Se ajustó la gorra de plato como si fuera a verlo el rey. Se quedó en mangas de camisa porque, con la chaqueta, los cercos de sudor le saldrían antes de llegar al primer andén. «Nunca entenderé la manía que tiene este tío a jugar con tres defensas, es que nos quedamos vendidos atrás».

Empezó la ruta de guardia por las taquillas, esos pequeños puestecitos en los que confiesas a dónde deseas escapar, pero no te dicen nunca lo que puede llegar a costarte en realidad. Era el único vigilante de la estación aquella tarde y tenía que repartirse bien el tiempo en cada zona.
Una madre compraba el billete para su "pubertoso" hijo, el típico adolescente enclaustrado entre los auriculares del mp3 y las postillas del acné asesinado frente al espejo. Cuando la mujer le dio un beso, empezó un fin de semana de soledad que ningún abogado supo defender en la sentencia con las palabras “CUSTODIA COMPARTIDA”. «Si al menos tuviéramos al de Dejanovic en el centro del campo. Pero, claro, ahora está en su país jugando amistosos con la selección, como allí también tienen derecho a verlo… Anda que no lo vamos a notar este fin de semana».

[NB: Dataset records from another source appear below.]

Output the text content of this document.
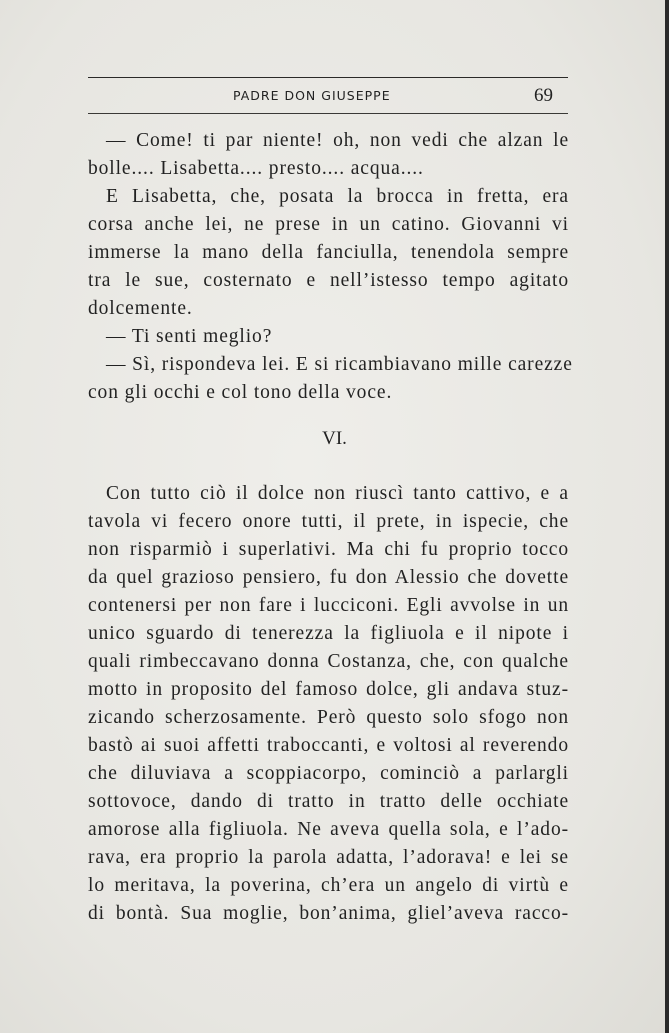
PADRE DON GIUSEPPE	69
— Come! ti par niente! oh, non vedi che alzan le
bolle.... Lisabetta.... presto.... acqua....
E Lisabetta, che, posata la brocca in fretta, era
corsa anche lei, ne prese in un catino. Giovanni vi
immerse la mano della fanciulla, tenendola sempre
tra le sue, costernato e nell’istesso tempo agitato
dolcemente.
— Ti senti meglio?
— Sì, rispondeva lei. E si ricambiavano mille carezze
con gli occhi e col tono della voce.
VI.
Con tutto ciò il dolce non riuscì tanto cattivo, e a
tavola vi fecero onore tutti, il prete, in ispecie, che
non risparmiò i superlativi. Ma chi fu proprio tocco
da quel grazioso pensiero, fu don Alessio che dovette
contenersi per non fare i lucciconi. Egli avvolse in un
unico sguardo di tenerezza la figliuola e il nipote i
quali rimbeccavano donna Costanza, che, con qualche
motto in proposito del famoso dolce, gli andava stuz-
zicando scherzosamente. Però questo solo sfogo non
bastò ai suoi affetti traboccanti, e voltosi al reverendo
che diluviava a scoppiacorpo, cominciò a parlargli
sottovoce, dando di tratto in tratto delle occhiate
amorose alla figliuola. Ne aveva quella sola, e l’ado-
rava, era proprio la parola adatta, l’adorava! e lei se
lo meritava, la poverina, ch’era un angelo di virtù e
di bontà. Sua moglie, bon’anima, gliel’aveva racco-
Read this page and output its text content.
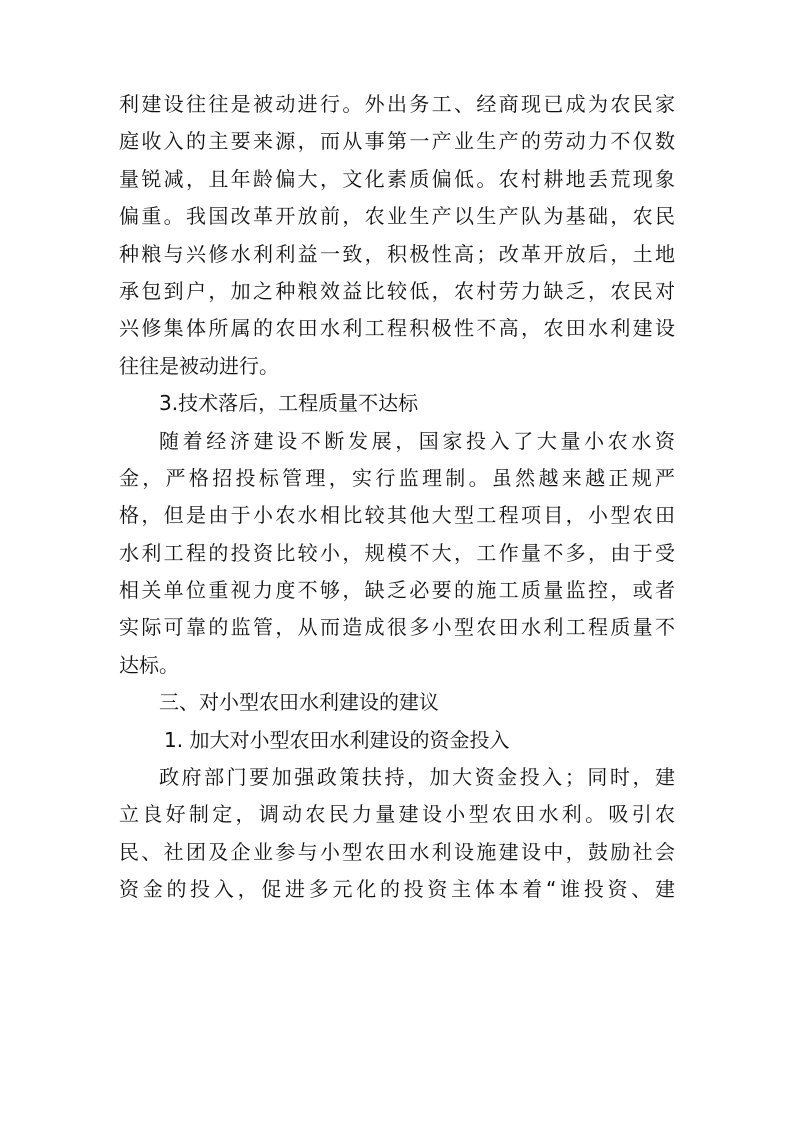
利建设往往是被动进行。外出务工、经商现已成为农民家
庭收入的主要来源，而从事第一产业生产的劳动力不仅数
量锐减，且年龄偏大，文化素质偏低。农村耕地丢荒现象
偏重。我国改革开放前，农业生产以生产队为基础，农民
种粮与兴修水利利益一致，积极性高；改革开放后，土地
承包到户，加之种粮效益比较低，农村劳力缺乏，农民对
兴修集体所属的农田水利工程积极性不高，农田水利建设
往往是被动进行。
3.技术落后，工程质量不达标
随着经济建设不断发展，国家投入了大量小农水资
金，严格招投标管理，实行监理制。虽然越来越正规严
格，但是由于小农水相比较其他大型工程项目，小型农田
水利工程的投资比较小，规模不大，工作量不多，由于受
相关单位重视力度不够，缺乏必要的施工质量监控，或者
实际可靠的监管，从而造成很多小型农田水利工程质量不
达标。
三、对小型农田水利建设的建议
1. 加大对小型农田水利建设的资金投入
政府部门要加强政策扶持，加大资金投入；同时，建
立良好制定，调动农民力量建设小型农田水利。吸引农
民、社团及企业参与小型农田水利设施建设中，鼓励社会
资金的投入，促进多元化的投资主体本着“谁投资、建
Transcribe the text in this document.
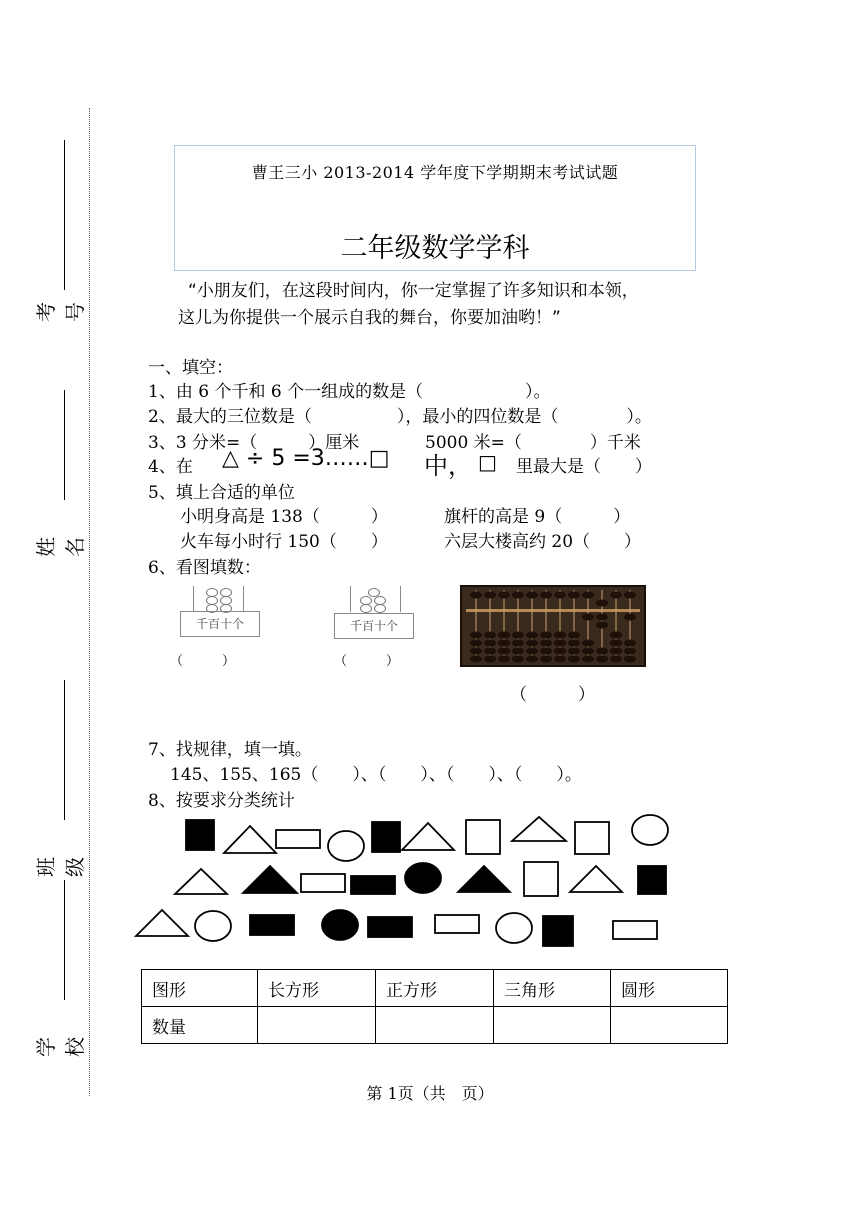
考号
姓名
班级
学校
曹王三小 2013-2014 学年度下学期期末考试试题
二年级数学学科
“小朋友们，在这段时间内，你一定掌握了许多知识和本领，
这儿为你提供一个展示自我的舞台，你要加油哟！”
一、填空：
1、由 6 个千和 6 个一组成的数是（　　　　　　）。
2、最大的三位数是（　　　　　），最小的四位数是（　　　　）。
3、3 分米=（　　　）厘米	5000 米=（　　　　）千米
4、在 △ ÷ 5 =3……□ 中， □ 里最大是（　　）
5、填上合适的单位
小明身高是 138（　　　）	旗杆的高是 9（　　　）
火车每小时行 150（　　）	六层大楼高约 20（　　）
6、看图填数：
千百十个
（　　　）
千百十个
（　　　）
（　　　）
7、找规律，填一填。
145、155、165（　　）、（　　）、（　　）、（　　）。
8、按要求分类统计
图形	长方形	正方形	三角形	圆形
数量				
第 1页（共　页）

Cuando llegó al puesto de revistas, saludó a Ramón, que sudaba apilando periódicos y souvenirs para los viajeros que quisieran entretenerse con algo durante el trayecto.
-Este domingo, ¿qué? A sufrir como todos los partidos, ¿no?
-Eso iba yo dándole vueltas en la cabeza. Que a ver qué hacemos…
Buena gente Ramón. A punto de jubilarse. Lo dejó gesticulando frente a un guiri que no se aclaraba con el precio por más señas que le hicieran. Siguió la guardia. 
Bajó las escaleras mecánicas con las manos atrás, mirando los autobuses aparcados como el dueño de una finca ve su ganado pastar. En el banquito delante del tercer andén, doña Mercedes, vestida con su falda negra y su camisa de riguroso luto, seguía con la mirada perdida en el suelo, alimentando una nostalgia recién nacida, después de dos besos y un “cuídate, abuela” que se le quedó clavado como la peineta de una mantilla en el moño enlacado y lleno de canas. «Me cago en la leche. Y al Albertiñez que lo siguen poniendo. Por Dios, si ya no está ni para veinte minutos. Coño, hace tres o cuatro años no digo que no, pero es que ya tiene una edad. Y si queremos ganar algo, hay que irse olvidando de esas viejas glorias». Silbaba para disuadir el cabreo al que le iban llevando sus reflexiones. También para disimular, por si se notaba por fuera, su estado de nerviosismo. El partido de esta semana no se presentaba muy claro. No era un hombre muy optimista...

Cuando pasó por delante del autobús que se dirigía a los campos de Huelva, vio darse la vuelta descaradamente a varios africanos. Llevaban en sus caras una culpabilidad cosida a base de acusaciones. Y en las espaldas, una chincheta puesta con los reproches sufridos durante años. Soltaron sus macutos, suspiraron y abrazaron a sus esposas. Una de ellas, cargaba con un bebé sostenido en un pañuelo amarrado a la cintura. Los churretes de la nariz no entendían de horarios ni autobuses. Los rumanos no se abrazaron a nadie. Subieron a escoger sitio con ventana, se les humedecieron los ojos y preparaban las manos para llenarlas de callos. «Es que nada más que tenemos extranjeros, coño. ¿Cómo va a ir bien un vestuario en el que solo hablan español dos tíos y el resto viene cada uno de una punta del mundo? Eso sí, los negros, vaya cómo corren… Eso nos viene bien. Y el brasileño sí que sabe regatear. Con eso podemos hacer algo».

Y dio la vuelta, tocaba empezar de nuevo. Como todos los viernes, iba de andén en andén, echando un ojo a todos los viajeros. Parecía estar pasando lista, saludando a los chóferes, y convirtiendo su porra de goma en el bastón con el que Chaplin hacía malabares, mientras la pantalla se fundía a negro, rodeándolo en un círculo de luz y buen humor.